Georgia's New Trauma Clean-Up Law

ISSA Applauds Georgia’s New Trauma Clean-Up Law
Gordy

August 4, 2020

ISSA thanks the members of the Georgia General Assembly for passing and Georgia Governor Brian Kemp for signing into law a trauma clean-up bill (HB 417). This new law will regulate trauma scene clean-up services by requiring companies performing such services in the State of Georgia to be registered with the Secretary of State, carry proper insurance, as well as employ technicians that are background checked and fingerprinted. The law, which makes Georgia the first state to regulate crime scene clean-up, came about four years after a WGCL-TV investigation into the industry revealed that the absence of regulations resulted in unprofessional and damaging behavior by some companies. Governor Kemp vetoed a similar bill last year because that legislation had not received adequate review and fiscal analysis, according to the governor’s veto message.

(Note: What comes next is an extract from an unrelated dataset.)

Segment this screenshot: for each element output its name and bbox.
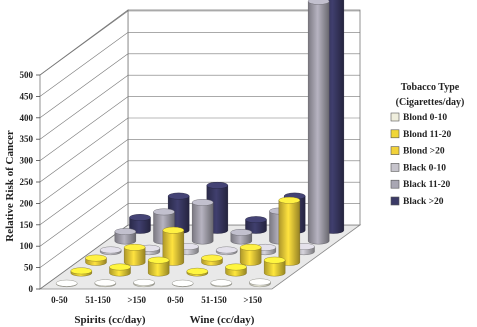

The Global Biorisk Advisory Council® (GBAC), a division of ISSA, strongly supported the legislation. GBAC Executive Director Patricia (Patty) Olinger was on hand for Governor Kemp signing the trauma clean-up bill into law. “This is a big deal for the crime and trauma industry,” said Olinger. “The new law strengthens the professionalism of the trauma and crime scene clean-up industry.” “Georgia is the first state to adopt such regulations, but more will likely follow, bringing enhanced professionalism to the wider industry.” said John Nothdurft, ISSA Director of Government Affairs. “ISSA looks forward to working with the State of Georgia on the specific regulations that the state will put in place.”